Nikkei Online, 2026年2月21日 1:08更新

【ワシントン=八十島綾平】トランプ関税の合憲性が争われた訴訟で米連邦最高裁は20日、相互関税など一連の関税を課す権限はトランプ米大統領にはないとする判決を出した。米憲法では関税を課す権限を連邦議会に与えていることを重視した。政権は看板政策の修正を余儀なくされ、企業の事業戦略にも影響を与える可能性が高い。
判決は最高裁のロバーツ長官が書いた。既に徴収済みの関税を還付すべきかどうかについては明確に判断を示さなかった。9人の最高裁判事のうち6人が判決を支持し、カバノー判事ら3人が反対意見を出した。
一連の裁判は、米国内の中小企業や民主党系知事の州が原告となり、2025年春にトランプ政権を相手取って提訴した。一審と二審では原告側が勝訴し、政権側が上告した。
トランプ氏は国際緊急経済権限法(IEEPA)に基づき、連邦議会の承認なく関税を発動した。裁判ではこの点が法の趣旨を超えた大統領権限の逸脱に当たるかどうかが争点になっていた。
最高裁は20日の判決で、IEEPAは「大統領に関税を課す権限を与えていない」と判示した。
25年11月5日に最高裁が開いた口頭弁論では、ロバーツ氏ら保守派の判事も「関税は議会の中核的な権限」などと指摘し、保守派・リベラル派を問わず各判事からトランプ関税への疑義が相次いだ。
IEEPAには「大統領は関税を発動できる」とは書かれていない。20日の判決文でロバーツ氏は、これまで最高裁は議会が「重大な結果をもたらす権限」を大統領に与える際には、法律にその旨を明記しなければならないという考え方を取ってきたと述べた。
そのうえでロバーツ氏は、この最高裁の考え方は、トランプ関税のように財政問題に関わるケースでは「特に強く適用される」と明言した。
ロバーツ氏はこれまでの審理でも、本来議会が権限を持つ関税を大統領権限で発動するには、あらかじめ議会が大統領に明示的に権限を委任するべきだとしていた。
米税関・国境取締局(CBP)の集計によると、今回違憲とされた関税について徴収済みの額は25年12月14日時点で1200億ドル(約19兆円)を超えている。このうち相互関税は817億ドルで最も大きく、中国に対するフェンタニル関税が378億ドルと続く。

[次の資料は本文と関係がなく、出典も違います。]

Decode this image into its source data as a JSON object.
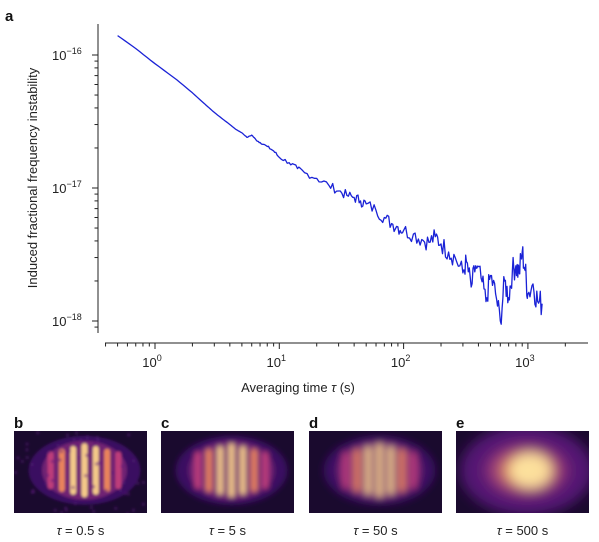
{
  "chart_data": [
    {
      "panel": "a",
      "type": "line",
      "xlabel_prefix": "Averaging time ",
      "xlabel_symbol": "τ",
      "xlabel_suffix": " (s)",
      "ylabel": "Induced fractional frequency instability",
      "xscale": "log",
      "yscale": "log",
      "xlim": [
        0.3,
        2000
      ],
      "ylim": [
        6e-19,
        2.2e-16
      ],
      "xticks": [
        {
          "value": 1,
          "base": "10",
          "exp": "0"
        },
        {
          "value": 10,
          "base": "10",
          "exp": "1"
        },
        {
          "value": 100,
          "base": "10",
          "exp": "2"
        },
        {
          "value": 1000,
          "base": "10",
          "exp": "3"
        }
      ],
      "yticks": [
        {
          "value": 1e-16,
          "base": "10",
          "exp": "−16"
        },
        {
          "value": 1e-17,
          "base": "10",
          "exp": "−17"
        },
        {
          "value": 1e-18,
          "base": "10",
          "exp": "−18"
        }
      ],
      "color": "#1a22d6",
      "series": [
        {
          "x": [
            0.5,
            0.7,
            1.0,
            1.5,
            2.0,
            2.5,
            3.0,
            3.5,
            4.0,
            4.5,
            5.0,
            5.5,
            6.0,
            6.5,
            7.0,
            8.0,
            9.0,
            10.0,
            12.0,
            14.0,
            16.0,
            20.0,
            25.0,
            30.0,
            35.0,
            40.0,
            45.0,
            50.0,
            60.0,
            70.0,
            80.0,
            90.0,
            100.0,
            120.0,
            140.0,
            160.0,
            180.0,
            200.0,
            230.0,
            260.0,
            300.0,
            320.0,
            350.0,
            380.0,
            420.0,
            460.0,
            500.0,
            550.0,
            600.0,
            650.0,
            700.0,
            750.0,
            800.0,
            850.0,
            900.0,
            950.0,
            1000.0,
            1100.0,
            1200.0,
            1300.0
          ],
          "y": [
            1.4e-16,
            1.12e-16,
            8.6e-17,
            6.5e-17,
            5.2e-17,
            4.3e-17,
            3.7e-17,
            3.3e-17,
            3e-17,
            2.75e-17,
            2.6e-17,
            2.4e-17,
            2.5e-17,
            2.3e-17,
            2.2e-17,
            2.05e-17,
            1.9e-17,
            1.7e-17,
            1.55e-17,
            1.4e-17,
            1.3e-17,
            1.18e-17,
            1.05e-17,
            9.5e-18,
            8.8e-18,
            8.5e-18,
            8e-18,
            7.6e-18,
            6.8e-18,
            6e-18,
            5.4e-18,
            5.1e-18,
            4.8e-18,
            4.5e-18,
            4.1e-18,
            3.9e-18,
            4.3e-18,
            3.8e-18,
            3.3e-18,
            3e-18,
            2.3e-18,
            2.8e-18,
            1.8e-18,
            2.6e-18,
            2.1e-18,
            1.4e-18,
            2.2e-18,
            1.6e-18,
            1e-18,
            2e-18,
            1.5e-18,
            2.4e-18,
            2.6e-18,
            2.3e-18,
            3.3e-18,
            2.4e-18,
            1.6e-18,
            1.9e-18,
            1.4e-18,
            1.35e-18
          ]
        }
      ]
    }
  ],
  "panels": [
    {
      "id": "b",
      "label": "b",
      "caption_value": " = 0.5 s",
      "palette": "magma"
    },
    {
      "id": "c",
      "label": "c",
      "caption_value": " = 5 s",
      "palette": "magma"
    },
    {
      "id": "d",
      "label": "d",
      "caption_value": " = 50 s",
      "palette": "magma"
    },
    {
      "id": "e",
      "label": "e",
      "caption_value": " = 500 s",
      "palette": "magma"
    }
  ],
  "caption_symbol": "τ"
}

トランプ政権は20日、法的根拠を別の法律に差し替えて同様の徴税を続ける方針を示した。
深刻な国際収支の赤字発生時に全輸入品に150日間限定で最大15%をかけられる「1974年通商法122条」を活用して、各国からの輸入品に対して10%の新たな関税をかける。
トランプ氏は発動時期について「今から3日後だ」と述べた。新たな10%関税を発動している5カ月間のうちに、今回の裁判の対象外だった分野別関税の対象品目拡大や、中国などに対する既存の制裁関税の深掘りを検討する。